Est-ce une simple marchandise ou bien un droit fondamental ?

Le captage de l’eau, son acheminement, son traitement, la maintenance des ouvrages… ont un coût ; coût d’investissement au départ puis coût de la maintenance, des éventuelles réparations. Néanmoins, le grand danger est la spéculation dont l’eau pourrait être l’objet aboutissant à une situation où l’usager ne consommerait que la quantité d’eau qu’il peut se payer et non celle dont il a besoin pour vivre.
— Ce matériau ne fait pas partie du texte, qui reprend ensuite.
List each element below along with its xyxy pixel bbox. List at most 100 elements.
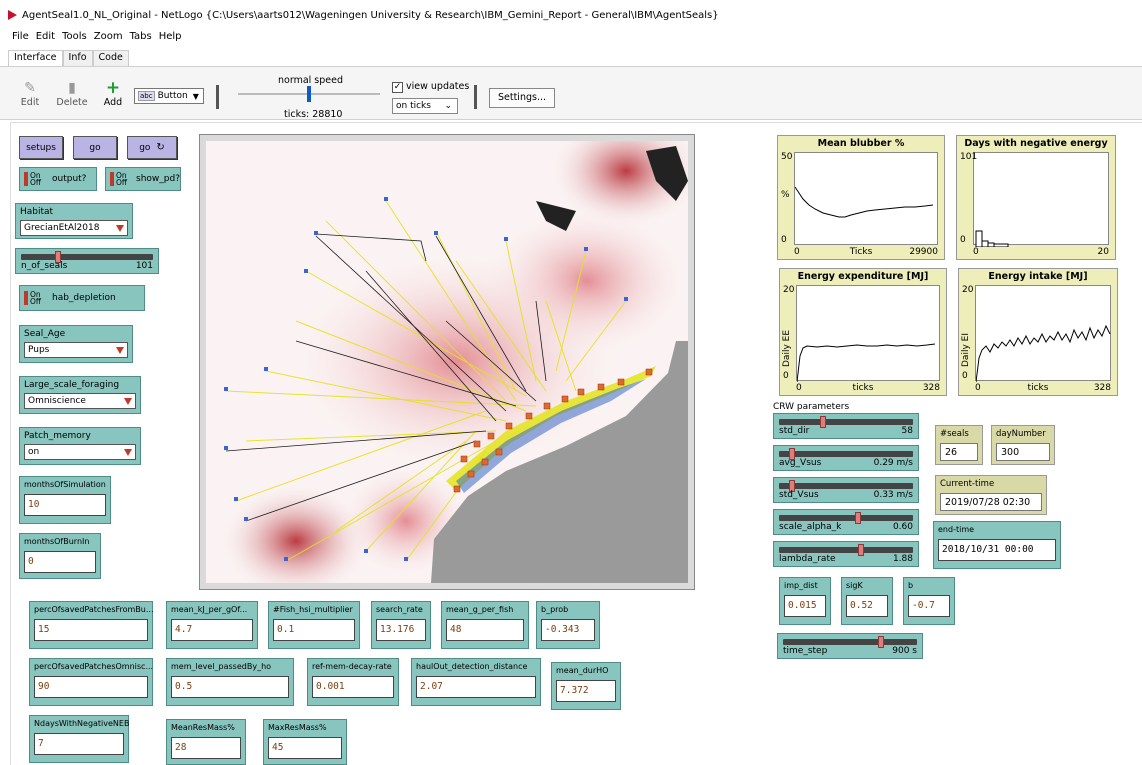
slider-thumb[interactable] [819,416,826,428]
slider-thumb[interactable] [858,544,865,556]
imp-dist-input[interactable]: imp_dist 0.015 [779,577,831,625]
slider-thumb[interactable] [877,636,884,648]
slider-value: 0.60 [892,522,913,532]
chooser-label: Habitat [20,207,54,217]
months-of-simulation-input[interactable]: monthsOfSimulation 10 [19,476,111,524]
window-title: AgentSeal1.0_NL_Original - NetLogo {C:\U… [22,9,719,21]
view-updates-checkbox[interactable]: ✓ [392,82,403,93]
b-input[interactable]: b -0.7 [903,577,955,625]
time-step-slider[interactable]: time_step 900 s [777,633,923,659]
input-value[interactable]: 0 [24,551,96,573]
std-vsus-slider[interactable]: std_Vsus 0.33 m/s [773,477,919,503]
input-value[interactable]: 4.7 [171,619,253,641]
input-value[interactable]: 0.5 [171,676,289,698]
input-value[interactable]: 0.52 [846,595,888,617]
menu-tabs[interactable]: Tabs [130,31,152,47]
input-value[interactable]: 13.176 [376,619,426,641]
go-forever-button[interactable]: go ↻ [127,136,177,159]
update-mode-select[interactable]: on ticks ⌄ [392,98,458,114]
input-value[interactable]: 90 [34,676,148,698]
search-rate-input[interactable]: search_rate 13.176 [371,601,431,649]
input-value[interactable]: 2.07 [416,676,536,698]
fish-hsi-multiplier-input[interactable]: #Fish_hsi_multiplier 0.1 [268,601,360,649]
delete-button[interactable]: ▮ Delete [56,79,88,108]
tab-interface[interactable]: Interface [8,50,63,66]
toggle-lever [24,291,28,305]
menu-file[interactable]: File [12,31,29,47]
mem-level-input[interactable]: mem_level_passedBy_ho 0.5 [166,658,294,706]
input-value[interactable]: 10 [24,494,106,516]
menu-edit[interactable]: Edit [36,31,55,47]
patch-memory-chooser[interactable]: Patch_memory on [19,427,141,465]
add-button[interactable]: + Add [102,79,124,108]
perc-saved-patches-bu-input[interactable]: percOfsavedPatchesFromBu... 15 [29,601,154,649]
input-value[interactable]: 45 [268,737,342,759]
speed-slider-thumb[interactable] [307,86,311,102]
ref-mem-decay-rate-input[interactable]: ref-mem-decay-rate 0.001 [307,658,399,706]
std-dir-slider[interactable]: std_dir 58 [773,413,919,439]
slider-thumb[interactable] [854,512,861,524]
go-forever-button-label: go [139,142,151,153]
end-time-input[interactable]: end-time 2018/10/31 00:00 [933,521,1061,569]
input-value[interactable]: 0.001 [312,676,394,698]
nseals-monitor: #seals 26 [935,425,983,465]
avg-vsus-slider[interactable]: avg_Vsus 0.29 m/s [773,445,919,471]
input-value[interactable]: 28 [171,737,241,759]
switch-label: output? [52,174,87,184]
menu-zoom[interactable]: Zoom [94,31,123,47]
perc-saved-patches-omni-input[interactable]: percOfsavedPatchesOmnisc... 90 [29,658,153,706]
n-of-seals-slider[interactable]: n_of_seals 101 [15,248,159,274]
hab-depletion-switch[interactable]: On Off hab_depletion [19,285,145,311]
widget-type-select[interactable]: abc Button ▼ [134,88,204,104]
show-pd-switch[interactable]: On Off show_pd? [105,167,181,191]
plot-ymin: 0 [962,371,968,381]
menu-help[interactable]: Help [159,31,182,47]
edit-button[interactable]: ✎ Edit [18,79,42,108]
input-label: monthsOfSimulation [24,480,106,489]
mean-kj-per-g-input[interactable]: mean_kJ_per_gOf... 4.7 [166,601,258,649]
haulout-detection-distance-input[interactable]: haulOut_detection_distance 2.07 [411,658,541,706]
switch-off-label: Off [116,178,128,187]
mean-blubber-plot[interactable]: Mean blubber % 50 0 0 29900 Ticks % [777,135,945,260]
lambda-rate-slider[interactable]: lambda_rate 1.88 [773,541,919,567]
energy-expenditure-plot[interactable]: Energy expenditure [MJ] 20 0 0 328 ticks… [779,268,947,396]
input-value[interactable]: 0.1 [273,619,355,641]
input-value[interactable]: -0.343 [541,619,595,641]
input-label: NdaysWithNegativeNEB [34,719,130,728]
settings-button[interactable]: Settings... [489,88,555,108]
input-value[interactable]: -0.7 [908,595,950,617]
tab-info[interactable]: Info [62,50,93,66]
slider-value: 900 s [892,646,917,656]
menu-tools[interactable]: Tools [62,31,87,47]
input-value[interactable]: 7 [34,733,124,755]
months-of-burnin-input[interactable]: monthsOfBurnIn 0 [19,533,101,579]
large-scale-foraging-chooser[interactable]: Large_scale_foraging Omniscience [19,376,141,414]
habitat-chooser[interactable]: Habitat GrecianEtAl2018 [15,203,133,239]
input-value[interactable]: 7.372 [556,680,616,702]
mean-res-mass-input[interactable]: MeanResMass% 28 [166,719,246,765]
mean-g-per-fish-input[interactable]: mean_g_per_fish 48 [441,601,529,649]
world-view[interactable] [199,134,695,590]
input-value[interactable]: 48 [446,619,524,641]
scale-alpha-k-slider[interactable]: scale_alpha_k 0.60 [773,509,919,535]
input-value[interactable]: 2018/10/31 00:00 [938,539,1056,561]
slider-track [779,419,913,425]
input-value[interactable]: 15 [34,619,148,641]
plot-ymax: 50 [781,152,793,162]
setups-button[interactable]: setups [19,136,63,159]
sigk-input[interactable]: sigK 0.52 [841,577,893,625]
netlogo-window: AgentSeal1.0_NL_Original - NetLogo {C:\U… [0,0,1142,765]
energy-intake-plot[interactable]: Energy intake [MJ] 20 0 0 328 ticks Dail… [958,268,1118,396]
tab-code[interactable]: Code [92,50,129,66]
mean-durho-input[interactable]: mean_durHO 7.372 [551,662,621,710]
input-value[interactable]: 0.015 [784,595,826,617]
days-negative-energy-plot[interactable]: Days with negative energy 101 0 0 20 [956,135,1116,260]
output-switch[interactable]: On Off output? [19,167,97,191]
b-prob-input[interactable]: b_prob -0.343 [536,601,600,649]
max-res-mass-input[interactable]: MaxResMass% 45 [263,719,347,765]
seal-age-chooser[interactable]: Seal_Age Pups [19,325,133,363]
slider-label: time_step [783,646,828,656]
plot-area [796,285,940,383]
go-button[interactable]: go [73,136,117,159]
ndays-negative-neb-input[interactable]: NdaysWithNegativeNEB 7 [29,715,129,763]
Nous pouvons trouver sur Wikipedia que « le Fonds Monétaire International et la Banque Mondiale estiment que la fourniture d’eau aux populations, dans le monde, devrait être réalisée par des entreprises privées en situation de concurrence. Car, si en France, la distribution d’eau est essentiellement déléguée à des opérateurs privés, elle est, dans le monde, assurée à 95 % par des opérateurs publics (États ou municipalités). Or, ces opérateurs publics, selon le Fonds monétaire international et la Banque mondiale, ne vont pouvoir réaliser seuls les énormes investissements indispensables dans les décennies qui viennent. Inversement, Ricardo Petrella montre que les privés privilégient les investissements rentables, au risque de renforcer les inégalités ».
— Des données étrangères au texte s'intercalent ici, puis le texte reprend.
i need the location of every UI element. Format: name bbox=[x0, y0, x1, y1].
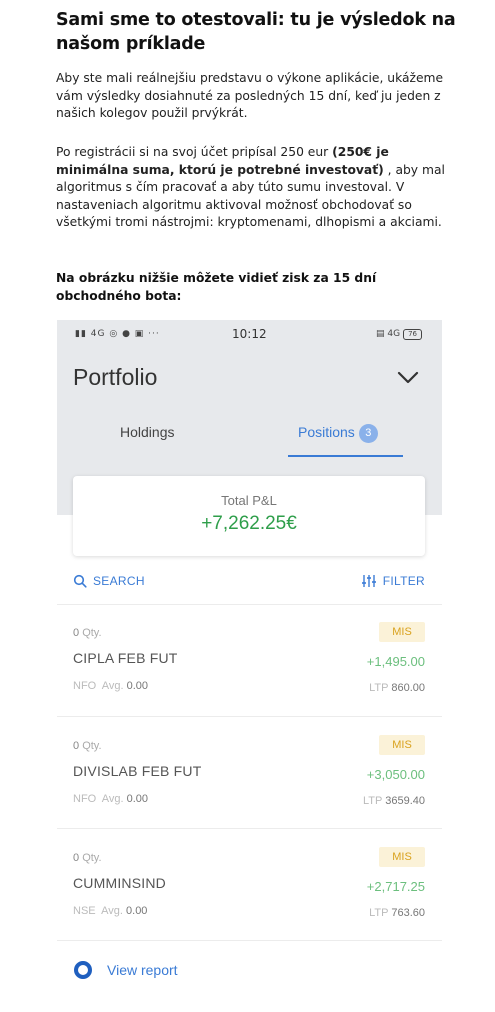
position-symbol: DIVISLAB FEB FUT bbox=[73, 763, 202, 779]
filter-label: FILTER bbox=[382, 574, 425, 588]
tab-positions-label: Positions bbox=[298, 424, 355, 440]
ltp-value: 763.60 bbox=[391, 907, 425, 919]
signal-icon: ▮▮ bbox=[75, 329, 87, 339]
page-title: Portfolio bbox=[73, 364, 158, 390]
position-qty: 0 Qty. bbox=[73, 740, 102, 752]
exchange: NFO bbox=[73, 793, 97, 805]
search-icon bbox=[73, 574, 87, 588]
image-caption: Na obrázku nižšie môžete vidieť zisk za … bbox=[56, 271, 377, 303]
notification-icons: ◎ ● ▣ ··· bbox=[109, 329, 160, 339]
active-tab-indicator bbox=[288, 455, 403, 457]
qty-unit: Qty. bbox=[82, 740, 102, 752]
view-report-label: View report bbox=[107, 962, 178, 978]
volte-icon: ▤ bbox=[375, 329, 385, 339]
position-exchange: NFO Avg. 0.00 bbox=[73, 793, 148, 805]
position-ltp: LTP 860.00 bbox=[369, 682, 425, 694]
ltp-label: LTP bbox=[369, 682, 389, 694]
qty-value: 0 bbox=[73, 740, 80, 752]
position-row[interactable]: 0 Qty. MIS CIPLA FEB FUT +1,495.00 NFO A… bbox=[57, 614, 442, 726]
app-screenshot: ▮▮ 4G ◎ ● ▣ ··· 10:12 ▤ 4G 76 Portfolio H… bbox=[57, 320, 442, 1000]
avg-label: Avg. bbox=[101, 680, 124, 692]
avg-value: 0.00 bbox=[126, 793, 149, 805]
exchange: NFO bbox=[73, 680, 97, 692]
total-pnl-value: +7,262.25€ bbox=[201, 513, 297, 534]
divider bbox=[57, 604, 442, 605]
ltp-label: LTP bbox=[369, 907, 389, 919]
position-pnl: +2,717.25 bbox=[366, 879, 425, 894]
avg-label: Avg. bbox=[101, 905, 123, 917]
status-icons-right: ▤ 4G 76 bbox=[376, 329, 422, 340]
tab-holdings-label: Holdings bbox=[120, 424, 175, 440]
avg-value: 0.00 bbox=[126, 905, 148, 917]
status-time: 10:12 bbox=[232, 327, 267, 341]
position-qty: 0 Qty. bbox=[73, 852, 102, 864]
position-ltp: LTP 3659.40 bbox=[363, 795, 425, 807]
qty-value: 0 bbox=[73, 852, 80, 864]
search-filter-row: SEARCH FILTER bbox=[73, 574, 425, 594]
ltp-label: LTP bbox=[363, 795, 383, 807]
network-type: 4G bbox=[90, 329, 106, 339]
ltp-value: 3659.40 bbox=[385, 795, 425, 807]
positions-count-badge: 3 bbox=[358, 424, 378, 443]
qty-unit: Qty. bbox=[82, 627, 102, 639]
position-exchange: NSE Avg. 0.00 bbox=[73, 905, 147, 917]
status-bar: ▮▮ 4G ◎ ● ▣ ··· 10:12 ▤ 4G 76 bbox=[57, 320, 442, 350]
position-pnl: +3,050.00 bbox=[366, 767, 425, 782]
intro-paragraph: Aby ste mali reálnejšiu predstavu o výko… bbox=[56, 71, 444, 120]
status-icons-left: ▮▮ 4G ◎ ● ▣ ··· bbox=[75, 329, 160, 339]
exchange: NSE bbox=[73, 905, 96, 917]
article-headline: Sami sme to otestovali: tu je výsledok n… bbox=[56, 10, 456, 54]
divider bbox=[57, 716, 442, 717]
product-type-badge: MIS bbox=[379, 735, 425, 755]
position-row[interactable]: 0 Qty. MIS CUMMINSIND +2,717.25 NSE Avg.… bbox=[57, 839, 442, 951]
tab-positions[interactable]: Positions 3 bbox=[298, 424, 378, 443]
position-exchange: NFO Avg. 0.00 bbox=[73, 680, 148, 692]
search-button[interactable]: SEARCH bbox=[73, 574, 145, 588]
registration-text-start: Po registrácii si na svoj účet pripísal … bbox=[56, 145, 333, 159]
tab-holdings[interactable]: Holdings bbox=[120, 424, 174, 440]
filter-button[interactable]: FILTER bbox=[361, 574, 425, 588]
divider bbox=[57, 940, 442, 941]
battery-icon: 76 bbox=[403, 329, 422, 340]
total-pnl-label: Total P&L bbox=[221, 493, 277, 508]
avg-label: Avg. bbox=[101, 793, 124, 805]
chevron-down-icon[interactable] bbox=[396, 370, 420, 386]
product-type-badge: MIS bbox=[379, 847, 425, 867]
network-type-right: 4G bbox=[387, 329, 401, 339]
total-pnl-card: Total P&L +7,262.25€ bbox=[73, 476, 425, 556]
view-report-link[interactable]: View report bbox=[73, 960, 178, 980]
qty-value: 0 bbox=[73, 627, 80, 639]
filter-icon bbox=[361, 575, 376, 587]
divider bbox=[57, 828, 442, 829]
position-symbol: CIPLA FEB FUT bbox=[73, 650, 178, 666]
position-qty: 0 Qty. bbox=[73, 627, 102, 639]
ltp-value: 860.00 bbox=[391, 682, 425, 694]
registration-paragraph: Po registrácii si na svoj účet pripísal … bbox=[56, 144, 451, 232]
avg-value: 0.00 bbox=[126, 680, 149, 692]
position-symbol: CUMMINSIND bbox=[73, 875, 166, 891]
position-row[interactable]: 0 Qty. MIS DIVISLAB FEB FUT +3,050.00 NF… bbox=[57, 727, 442, 839]
search-label: SEARCH bbox=[93, 574, 145, 588]
position-ltp: LTP 763.60 bbox=[369, 907, 425, 919]
product-type-badge: MIS bbox=[379, 622, 425, 642]
qty-unit: Qty. bbox=[82, 852, 102, 864]
position-pnl: +1,495.00 bbox=[366, 654, 425, 669]
report-icon bbox=[74, 961, 92, 979]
Il est évident que l’eau se raréfie et qu’une politique commune mondiale de gestion de l’eau est impensable. L’eau doit rester un droit fondamental pour tout être humain.
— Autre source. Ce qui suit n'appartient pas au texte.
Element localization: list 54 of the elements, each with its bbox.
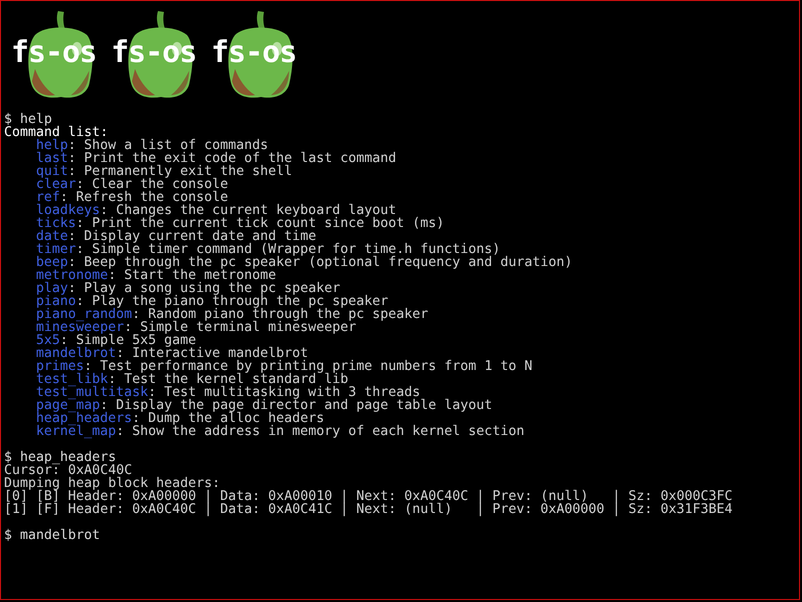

A titre d’exemple dans les campagnes du Zimbabwe, les villages dépendent à près de 100% de l’eau souterraine (puits ou forages équipés de pompes à main). Avant les années 90, l’Etat était en charge des opérations et maintenances à conduire sur ces pompes et les consommateurs ne payaient pas l’eau. Aujourd’hui, face à la vertigineuse crise économique dont souffre le pays et la déstructuration étatique qui s’en suit, le service public ne fonctionne plus et une à une les pompes tombent en panne. Le Zimbabwe prit alors le virage de la « gestion communautaire de la ressource » où dans chaque village des Comités d’Eau préalablement formés (en l’occurrence par les ONG telles que  ACF) ont la charge de la maintenance des points d’eau et de la collecte d’argent auprès des consommateurs ; argent utilisé pour l’achat de pièces détachées ou d’outils. Une gestion par un organisme privé de la ressource dans ce cas de figure n’est pas envisageable, de par le niveau de vulnérabilité des populations qui ne peuvent payer trop cher l’eau. Dans la logique marchande des entreprises privées, ce parc de points d’eau n’est pas rentable. Le problème est la motivation du Comité d’eau et les moyens des usagers.

A contrario, dans certains groupements de villages du Cambodge et du Laos, la Banque Mondiale tente l’expérience de l’implication du secteur privé dans la gestion de l’eau. Là aussi l’Etat n’a que peu de moyens dans ce secteur et les ONG ont pris le relai. Ainsi le GRET financé par la Banque Mondiale confie la gestion d’un système d’eau qu’ils ont construit en milieu semi-urbain (groupement de petits villages avec un certain dynamisme économique) à une petite entreprise privée locale. Elle se chargera de la collecte des fonds auprès des usagers, des opérations et maintenances à conduire sur le système, de régler les litiges… Le danger reste la tarification de l’eau et la gourmandise de l’opérateur privé.

Il n’existe pas qu’un seul modèle de gestion de la ressource en eau.